Sin embargo, ese halo de decepción desaparece de su cara con cada acorde de la Banda de Paz del pueblo. En un potrero sus integrantes, niños de entre 10 y 15 años ensayan todas las tardes con piedras que hacen las veces de atriles, y al son del Negrito del Batey y Lucerito hacen pensar que la esperanza ya retornó. "Este es nuestro conservatorio. Empezamos con un tambor dañado y una trompeta desafinada con la idea de ofrecerles opciones de entretenimiento a los más jóvenes", comenta Carlos Villa, conocido como el 'Profe', quien después de trabajar en su negocio de productos veterinarios se dedica a demostrar que la música también puede ayudar a surgir de las dificultades.
"Muchos se preguntan si vale la pena otorgarle el premio de paz a una comunidad que sigue enfrentando una problemática muy seria -señala el padre Darío Echeverri, presidente del jurado este año-. Creo que así como el Nobel de Paz a Obama fue un estímulo a sus políticas conciliadoras, el galardón a La Unión Peneya premia a unas personas que dieron la respuesta más seria al fenómeno del desplazamiento: retornaron. Y con eso se convierten en un referente para poblaciones que desean recuperar una vida digna".
Haciendo honor a su nombre
"Si a un visitante desprevenido no le cuentan que ese lugar quedó deshabitado y en ruinas, no lo sospecharía al verlo -opina Neruda Díaz, directora de Fundacomunidad, que postuló al premio a esa población a orillas del río Peneya y que ha conseguido que organismos internacionales apoyen iniciativas como la banda-. Sus habitantes volvieron a empezar de cero para reconstruirlo y dejaron claro por qué La Unión siempre ha merecido ese nombre". Neruda es hija de Saturnino Díaz, un tolimense que llegó al Caquetá huyendo de la violencia partidista y que en esas tierras fundó junto a otros habitantes lo que hoy es la inspección de La Unión Peneya, ubicada en el municipio de La Montañita. En aquellos años los habitantes de esa zona tenían que caminar largas horas para comprar víveres o acceder a servicios de salud. Por eso en enero de 1969 unas 20 familias, a punta de machete, madera y paja construyeron el pueblo sin ayuda de las entidades estatales. Su ubicación estratégica en un sitio de convergencia de varias veredas hizo que creciera muy pronto.
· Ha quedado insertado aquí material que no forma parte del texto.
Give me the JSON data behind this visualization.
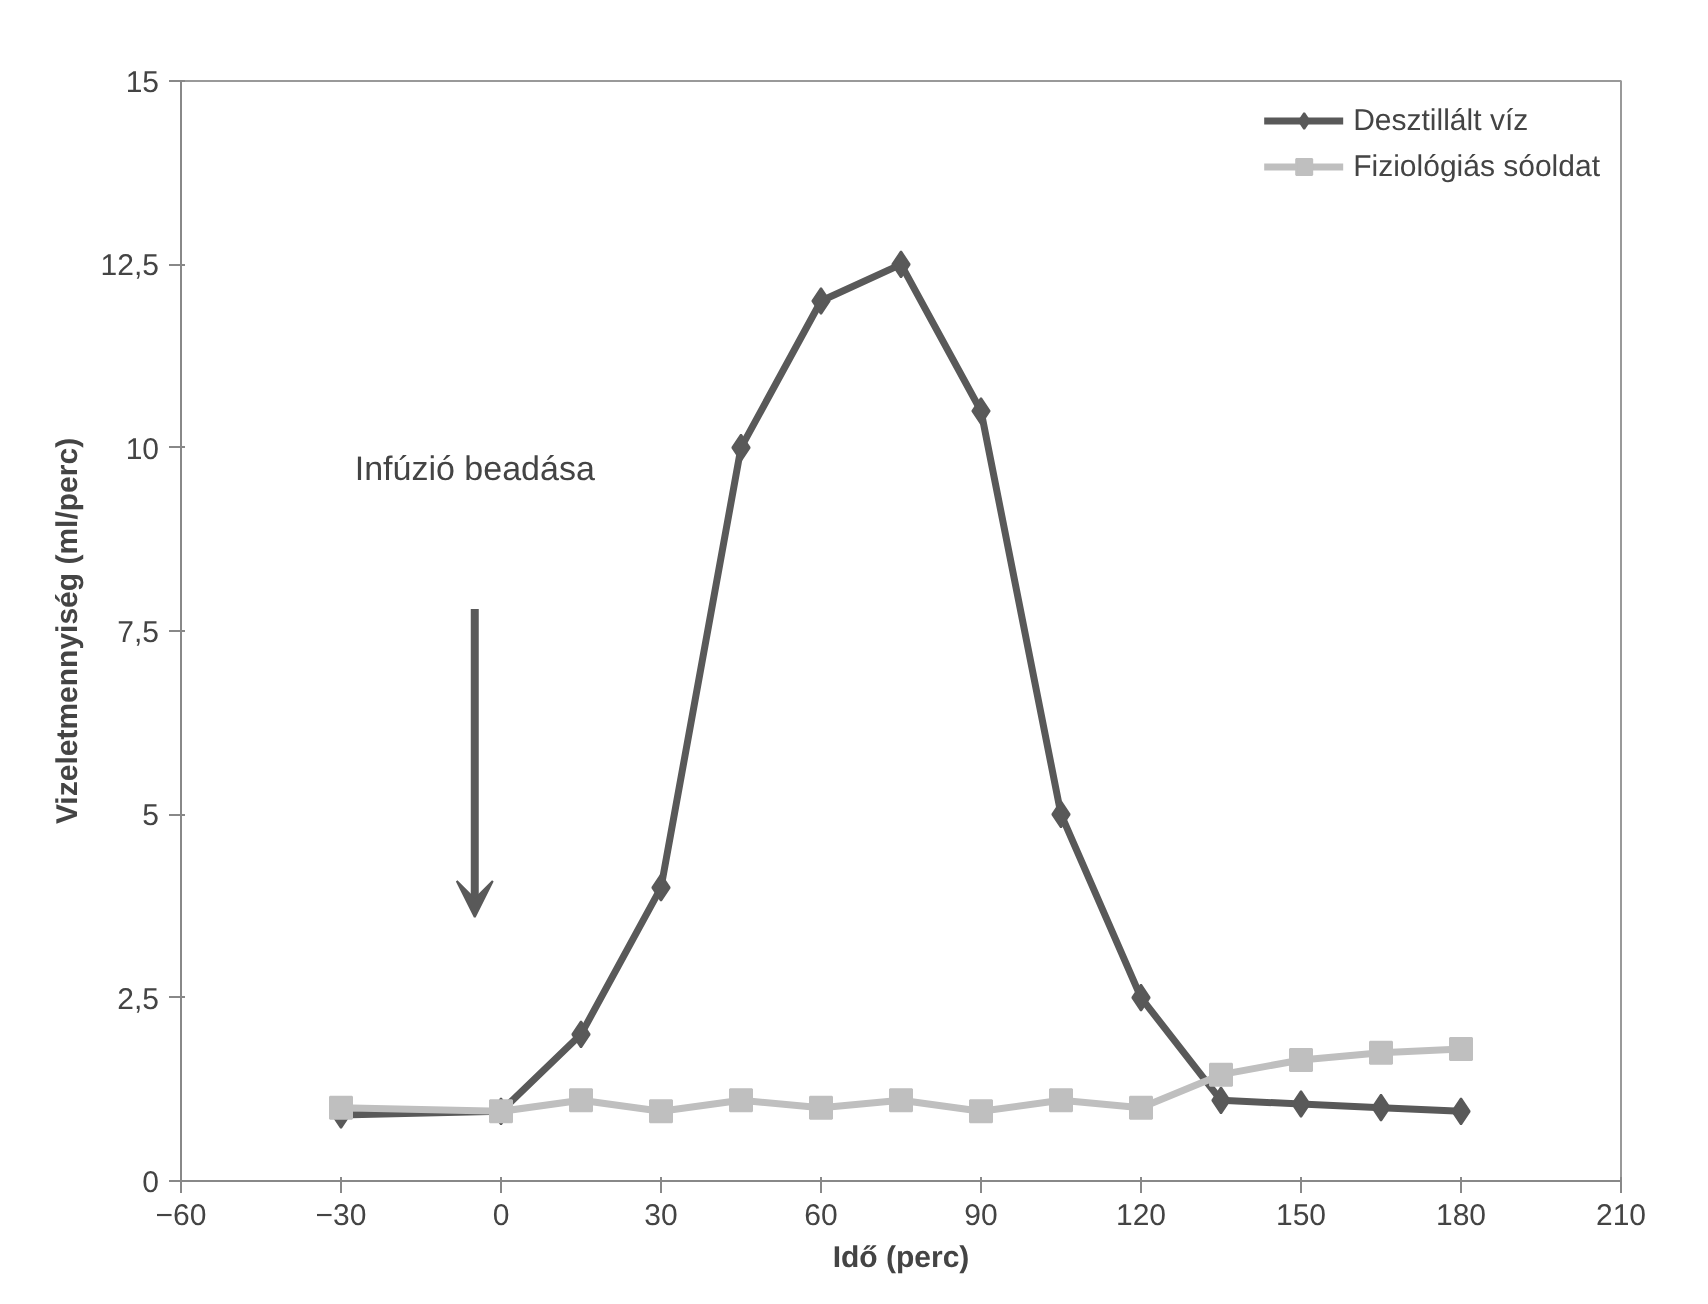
{
  "chart_data": {
    "type": "line",
    "xlabel": "Idő (perc)",
    "ylabel": "Vizeletmennyiség (ml/perc)",
    "x": [
      -30,
      0,
      15,
      30,
      45,
      60,
      75,
      90,
      105,
      120,
      135,
      150,
      165,
      180
    ],
    "xlim": [
      -60,
      210
    ],
    "xticks": [
      -60,
      -30,
      0,
      30,
      60,
      90,
      120,
      150,
      180,
      210
    ],
    "ylim": [
      0,
      15
    ],
    "yticks": [
      0,
      {
        "value": 2.5,
        "label": "2,5"
      },
      5,
      {
        "value": 7.5,
        "label": "7,5"
      },
      10,
      {
        "value": 12.5,
        "label": "12,5"
      },
      15
    ],
    "grid": false,
    "legend": "top right",
    "series": [
      {
        "name": "Desztillált víz",
        "color": "#595959",
        "marker": "diamond",
        "values": [
          0.9,
          0.95,
          2.0,
          4.0,
          10.0,
          12.0,
          12.5,
          10.5,
          5.0,
          2.5,
          1.1,
          1.05,
          1.0,
          0.95
        ]
      },
      {
        "name": "Fiziológiás sóoldat",
        "color": "#bfbfbf",
        "marker": "square",
        "values": [
          1.0,
          0.95,
          1.1,
          0.95,
          1.1,
          1.0,
          1.1,
          0.95,
          1.1,
          1.0,
          1.45,
          1.65,
          1.75,
          1.8
        ]
      }
    ],
    "annotations": [
      "Infúzió beadása"
    ]
  }
}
Con cierto recelo algunos reconocen que todo empezó a cambiar cuando la guerrilla llegó al pueblo para convertirse en la única ley durante casi tres décadas, especialmente el frente 15 de las Farc. "Recuerdo que una noche a finales de los 70 varios hombres de camuflado citaron a una reunión en la plaza. Yo tenía 12 años y a todos los niños nos dieron regalos de navidad, pero mataron al inspector y a dos comerciantes. No supimos por qué", relata Abelardo Ortiz, presidente de la Junta de Acción Comunal.
El imperio del temor
"Luego llegó la bonanza de la coca y muchos campesinos cambiaron sus cultivos", agrega Ismael Ospina, presidente del Consejo de La Montañita. Desde entonces la cara de la Unión se transformó: el comercio se disparó y la coca era utilizada como dinero en efectivo. "Las cantinas hicieron su agosto. Había un señor que vendía morralados de pasta y cuando llegaba a tomar, tiraba un fajo de billetes al techo para que lo atendieran", cuenta Abelardo. "En esa época molestábamos con que el nombre del pueblo no era La Unión Peneya, sino 'Peinilla' porque había muchas peleas de borrachos con machete", asegura doña Evelia Hernández.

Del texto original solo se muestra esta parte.